Begitu mendengar jawaban itu Umar langsung meninggalkan
rumah Zaid menuju tempat yang telah ditunjukkan tadi hanya seorang diri dan
pedang masih dalam keadaan terhunus.
Ketika sampai di rumah al Arqam bin Abil Arqam ternyata
pintunya ditutup rapat, segera umar mengetuk keras-keras. Penjaga pintu
mendengar ada yang mengetok pintu keras-keras segera bartanya,” Siapa itu?”
Umar mejawab dengan suara keras,” Ibnu Al Khatab,”
Penjaga pintu memastikan
apakah betul yang mengetuk pintu itu Umar, maka ia mengintai dari dalam.
Ternyata memang Ibnul Al Khatab yang datang dengan menghunus pedang. Segera ia
melaporkepada Rasululah SAW. Kecemasan terjadi saat itu, semua sahabat
ketakutan, mereka mengira kedatangan Umar untuk mengamuk bahkan untuk membunuh
Rasulullah. Sehingga tidak ada sahabat yang berani membuka pintu. Terlebih lagi
kedatanganya umar dengan pedang terhunus.

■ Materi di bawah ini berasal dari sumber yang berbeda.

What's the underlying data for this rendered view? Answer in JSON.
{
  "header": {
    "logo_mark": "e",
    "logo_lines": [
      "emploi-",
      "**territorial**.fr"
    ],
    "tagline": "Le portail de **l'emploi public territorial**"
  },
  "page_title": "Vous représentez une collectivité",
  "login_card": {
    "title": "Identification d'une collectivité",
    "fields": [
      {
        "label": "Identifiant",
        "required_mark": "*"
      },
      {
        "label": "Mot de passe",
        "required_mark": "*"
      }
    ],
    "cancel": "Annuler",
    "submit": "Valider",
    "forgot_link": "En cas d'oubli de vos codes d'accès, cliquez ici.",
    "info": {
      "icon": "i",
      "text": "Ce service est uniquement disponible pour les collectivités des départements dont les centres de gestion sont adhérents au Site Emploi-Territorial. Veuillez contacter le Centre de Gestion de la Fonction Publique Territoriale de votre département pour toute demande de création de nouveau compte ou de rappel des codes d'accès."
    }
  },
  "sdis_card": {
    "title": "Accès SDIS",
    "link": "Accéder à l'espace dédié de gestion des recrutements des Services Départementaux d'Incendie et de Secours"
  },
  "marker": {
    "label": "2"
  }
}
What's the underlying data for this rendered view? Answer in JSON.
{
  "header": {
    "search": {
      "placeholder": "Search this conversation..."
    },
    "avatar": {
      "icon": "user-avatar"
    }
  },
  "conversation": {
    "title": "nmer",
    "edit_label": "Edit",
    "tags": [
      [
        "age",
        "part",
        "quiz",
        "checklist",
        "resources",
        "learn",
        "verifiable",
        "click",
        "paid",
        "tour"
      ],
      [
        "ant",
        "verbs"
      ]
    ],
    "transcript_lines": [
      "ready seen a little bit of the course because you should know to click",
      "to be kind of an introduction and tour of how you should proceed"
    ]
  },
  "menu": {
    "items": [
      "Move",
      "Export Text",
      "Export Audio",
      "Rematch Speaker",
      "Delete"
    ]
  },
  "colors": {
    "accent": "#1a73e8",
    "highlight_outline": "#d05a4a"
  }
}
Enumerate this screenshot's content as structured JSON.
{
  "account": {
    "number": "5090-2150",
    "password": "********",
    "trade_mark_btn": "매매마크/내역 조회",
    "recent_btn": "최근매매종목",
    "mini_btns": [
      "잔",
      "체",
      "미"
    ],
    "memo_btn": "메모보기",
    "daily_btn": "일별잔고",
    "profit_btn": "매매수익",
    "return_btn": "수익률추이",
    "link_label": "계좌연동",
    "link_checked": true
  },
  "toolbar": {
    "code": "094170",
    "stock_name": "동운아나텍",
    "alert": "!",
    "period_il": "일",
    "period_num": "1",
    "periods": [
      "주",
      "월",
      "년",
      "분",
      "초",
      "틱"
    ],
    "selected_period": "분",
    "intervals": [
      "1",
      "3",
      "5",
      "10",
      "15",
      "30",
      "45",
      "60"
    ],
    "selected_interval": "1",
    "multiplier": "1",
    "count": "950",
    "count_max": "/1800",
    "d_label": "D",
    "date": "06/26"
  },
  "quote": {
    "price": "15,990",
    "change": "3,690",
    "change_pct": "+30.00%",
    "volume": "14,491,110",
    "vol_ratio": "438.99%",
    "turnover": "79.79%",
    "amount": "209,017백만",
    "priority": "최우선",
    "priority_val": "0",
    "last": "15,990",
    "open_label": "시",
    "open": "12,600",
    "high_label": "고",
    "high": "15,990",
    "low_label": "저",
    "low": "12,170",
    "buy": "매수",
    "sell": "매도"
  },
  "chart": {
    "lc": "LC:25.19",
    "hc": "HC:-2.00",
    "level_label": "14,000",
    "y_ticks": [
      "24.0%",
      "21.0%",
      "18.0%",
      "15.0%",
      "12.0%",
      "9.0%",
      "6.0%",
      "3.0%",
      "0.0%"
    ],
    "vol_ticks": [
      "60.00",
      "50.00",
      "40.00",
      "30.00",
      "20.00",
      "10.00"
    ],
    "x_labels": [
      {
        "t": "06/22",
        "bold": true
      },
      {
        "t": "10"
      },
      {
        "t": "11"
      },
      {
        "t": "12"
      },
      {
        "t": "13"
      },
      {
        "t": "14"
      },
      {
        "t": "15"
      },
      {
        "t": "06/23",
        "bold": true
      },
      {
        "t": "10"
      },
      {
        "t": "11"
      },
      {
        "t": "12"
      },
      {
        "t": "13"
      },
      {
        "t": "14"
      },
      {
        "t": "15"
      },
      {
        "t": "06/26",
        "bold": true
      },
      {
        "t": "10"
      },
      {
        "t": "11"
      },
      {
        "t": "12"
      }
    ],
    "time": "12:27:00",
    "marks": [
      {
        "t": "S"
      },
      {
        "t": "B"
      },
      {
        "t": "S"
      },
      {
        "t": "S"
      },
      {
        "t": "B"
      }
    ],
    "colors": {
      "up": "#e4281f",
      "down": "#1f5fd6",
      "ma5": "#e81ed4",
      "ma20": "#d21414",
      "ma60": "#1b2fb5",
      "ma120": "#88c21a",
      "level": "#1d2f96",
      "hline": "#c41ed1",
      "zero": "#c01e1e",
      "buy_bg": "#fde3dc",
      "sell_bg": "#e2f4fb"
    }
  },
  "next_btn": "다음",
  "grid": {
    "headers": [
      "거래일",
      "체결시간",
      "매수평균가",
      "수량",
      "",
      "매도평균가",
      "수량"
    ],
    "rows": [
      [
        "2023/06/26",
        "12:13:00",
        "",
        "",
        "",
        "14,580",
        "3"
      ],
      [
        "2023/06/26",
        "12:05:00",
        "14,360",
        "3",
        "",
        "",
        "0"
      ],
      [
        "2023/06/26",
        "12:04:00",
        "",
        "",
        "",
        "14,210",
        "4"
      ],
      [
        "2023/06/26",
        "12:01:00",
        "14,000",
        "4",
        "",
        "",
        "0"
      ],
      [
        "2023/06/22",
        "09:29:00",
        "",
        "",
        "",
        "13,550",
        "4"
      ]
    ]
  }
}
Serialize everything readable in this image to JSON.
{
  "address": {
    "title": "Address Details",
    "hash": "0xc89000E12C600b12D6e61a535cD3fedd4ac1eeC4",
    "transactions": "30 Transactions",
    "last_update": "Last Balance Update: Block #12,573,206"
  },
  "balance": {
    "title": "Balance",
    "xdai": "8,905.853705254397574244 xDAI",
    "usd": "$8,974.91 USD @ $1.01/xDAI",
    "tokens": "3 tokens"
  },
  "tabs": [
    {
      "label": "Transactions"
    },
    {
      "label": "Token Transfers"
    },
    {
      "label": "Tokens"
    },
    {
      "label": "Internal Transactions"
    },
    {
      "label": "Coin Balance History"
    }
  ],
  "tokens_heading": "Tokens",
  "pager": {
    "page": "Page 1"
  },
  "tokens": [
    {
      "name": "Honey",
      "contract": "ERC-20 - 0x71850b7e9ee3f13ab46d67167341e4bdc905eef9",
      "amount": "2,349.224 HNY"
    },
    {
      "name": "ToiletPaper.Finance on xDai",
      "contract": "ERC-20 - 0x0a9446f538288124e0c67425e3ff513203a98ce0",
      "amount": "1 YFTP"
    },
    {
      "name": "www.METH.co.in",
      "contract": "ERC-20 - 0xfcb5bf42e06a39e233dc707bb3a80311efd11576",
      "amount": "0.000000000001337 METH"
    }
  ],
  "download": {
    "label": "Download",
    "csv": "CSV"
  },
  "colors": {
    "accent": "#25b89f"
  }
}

Kemudian Rasulllah SAW bersabada,” Bukakanlah pintu, supaya
Umar Masuk, semoga Alloh menjadikanya seorang yang baik dan memberi Petunjuk
kepadanya. Kalau kedatanganya akan berbuat kerusakan
Hamzah RA yang
merupakan paman Nabi Muhammad SAW
mengatakan,” Bukalah pintun supaya Umar bisa masuk mungkin tuhan memberi
kebaikan kepadanya. Jika kedatanganya bermaksud jahat, biar aku yang menghabisi
nyawanya.”
Tetapi penjaga pintu belum juga membukakan pintu, baru
kemudian Hamzah dan Zubair mendekati pintu barulah penjaga membuka pintu.
Segera tangan kanan Umar di tangkap Hamzah dan tangan kirinya di tangkap Zubair.
Dibawalah Umar dihadapan Rasulullahi SAW, saat sudah dekat dengan tempat duduk
Rasulullah dada umar berdebar keras,
tubuhnya gemetar karena takut melihat wajah Rasulullah.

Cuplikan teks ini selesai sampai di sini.